Tamara Lashchyk, a Wall Street executive and business coach, says that even now, after 25 years in the financial industry, she sees women struggle with asking for more.
"I see women generally less comfortable with negotiating than men," Lashchyk told NBC News. "They tend to negotiate as an extreme measure — when they have another offer or are ready to walk out; whereas for men it's more a normal course of business, something they do on an annual basis."
Lashchyk also detects less of a "killer instinct" among both millennial women and men, which could be fostering the income stagnation. They're ambitious, but more interested in feeling meaningful in their work than merely making money.

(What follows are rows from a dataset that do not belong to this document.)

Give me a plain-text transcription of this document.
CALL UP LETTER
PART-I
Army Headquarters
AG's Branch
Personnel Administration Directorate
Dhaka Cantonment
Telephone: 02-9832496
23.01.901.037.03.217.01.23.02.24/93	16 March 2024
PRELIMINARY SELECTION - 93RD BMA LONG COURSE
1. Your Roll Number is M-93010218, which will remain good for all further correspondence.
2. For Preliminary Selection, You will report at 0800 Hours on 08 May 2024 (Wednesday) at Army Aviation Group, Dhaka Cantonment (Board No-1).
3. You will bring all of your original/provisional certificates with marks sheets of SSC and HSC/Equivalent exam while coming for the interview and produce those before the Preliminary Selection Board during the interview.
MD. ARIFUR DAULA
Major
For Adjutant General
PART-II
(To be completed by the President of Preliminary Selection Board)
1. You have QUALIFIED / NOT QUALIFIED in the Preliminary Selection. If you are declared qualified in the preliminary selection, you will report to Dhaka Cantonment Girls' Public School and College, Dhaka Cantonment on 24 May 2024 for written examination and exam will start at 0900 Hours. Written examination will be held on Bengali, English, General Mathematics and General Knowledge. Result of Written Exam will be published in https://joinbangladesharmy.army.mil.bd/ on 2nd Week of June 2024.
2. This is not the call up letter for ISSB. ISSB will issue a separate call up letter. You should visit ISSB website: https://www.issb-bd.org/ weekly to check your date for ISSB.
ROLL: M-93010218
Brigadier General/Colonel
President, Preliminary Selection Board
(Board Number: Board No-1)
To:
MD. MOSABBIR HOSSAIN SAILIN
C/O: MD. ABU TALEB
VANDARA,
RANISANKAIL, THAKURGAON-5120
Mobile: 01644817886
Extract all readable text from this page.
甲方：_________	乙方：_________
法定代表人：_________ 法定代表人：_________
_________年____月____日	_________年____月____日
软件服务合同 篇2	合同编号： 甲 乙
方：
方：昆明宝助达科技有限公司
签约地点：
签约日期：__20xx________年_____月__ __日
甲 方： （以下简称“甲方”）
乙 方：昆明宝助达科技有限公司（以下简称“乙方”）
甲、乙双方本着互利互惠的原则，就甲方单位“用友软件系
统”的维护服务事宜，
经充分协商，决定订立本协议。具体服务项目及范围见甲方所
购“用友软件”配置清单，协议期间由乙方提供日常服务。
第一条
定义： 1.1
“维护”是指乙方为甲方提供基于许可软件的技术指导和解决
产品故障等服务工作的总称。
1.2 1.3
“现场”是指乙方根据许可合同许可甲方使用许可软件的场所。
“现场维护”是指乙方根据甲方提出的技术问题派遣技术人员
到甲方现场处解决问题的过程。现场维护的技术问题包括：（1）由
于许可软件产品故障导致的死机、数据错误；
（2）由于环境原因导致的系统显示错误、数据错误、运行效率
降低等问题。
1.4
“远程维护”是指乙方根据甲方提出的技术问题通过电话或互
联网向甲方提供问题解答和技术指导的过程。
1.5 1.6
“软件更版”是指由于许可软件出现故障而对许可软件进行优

"I find that even on Wall Street, millennials are not as driven by monetary compensation," said Lashchyk. "They're a more civic-minded generation who want meaning and purpose in jobs they choose, even if that means lower income. I also think that there's been a cultural change: when [my generation] graduated college, we would never have considered moving home no matter how bad the case was — in fact we may not have even been allowed to. Now you see millennials moving home, and parents embracing that. So perhaps they also don't need to be as hungry as we were because they know where their next meal is coming from."
Christy Hopkins, a human resources consultant and writer at FitSmallBusiness.com, perceives women making less than men, and also that men and women are starting out at lower salaries — especially as the talent pool widens and we see more and more people with college degrees entering the workforce. But she's actually quite optimistic about the future of women.
"Just look at the fact that this study exists and we're having this dialogue," said Hopkins. "When I graduated college in 2004, we weren't having these conversations. That there is even this kind of data available on women is a huge step."
And it's more than just conversations and data, Hopkins observes: There are also those companies who want to be the ones to make a difference, and prove they don't tolerate a gender pay gap.
"Startups and even the technology sector in general is a great example," said Hopkins. "A female developer in Seattle or San Francisco knows that companies have quotas for women and that she can possibly make more than her male colleagues. People are generally more informed about their worth and what they might want, and I think women realize they're a hot commodity for tech companies."
While the study highlights the importance of starting out high (because that could set the bar for the income for the rest of your working life), Hopkins sees great opportunity for women who are rejoining the workforce after taking off for motherhood to reset their careers and get on a higher paying path.
"Organizations like the Mom Project — which are designed for moms returning back to work — are becoming more and more common. Plus, the concept of work/life balance is becoming work/life integration, which is a much stronger term. Companies realize that if they want talented workers, they need to accommodate moms."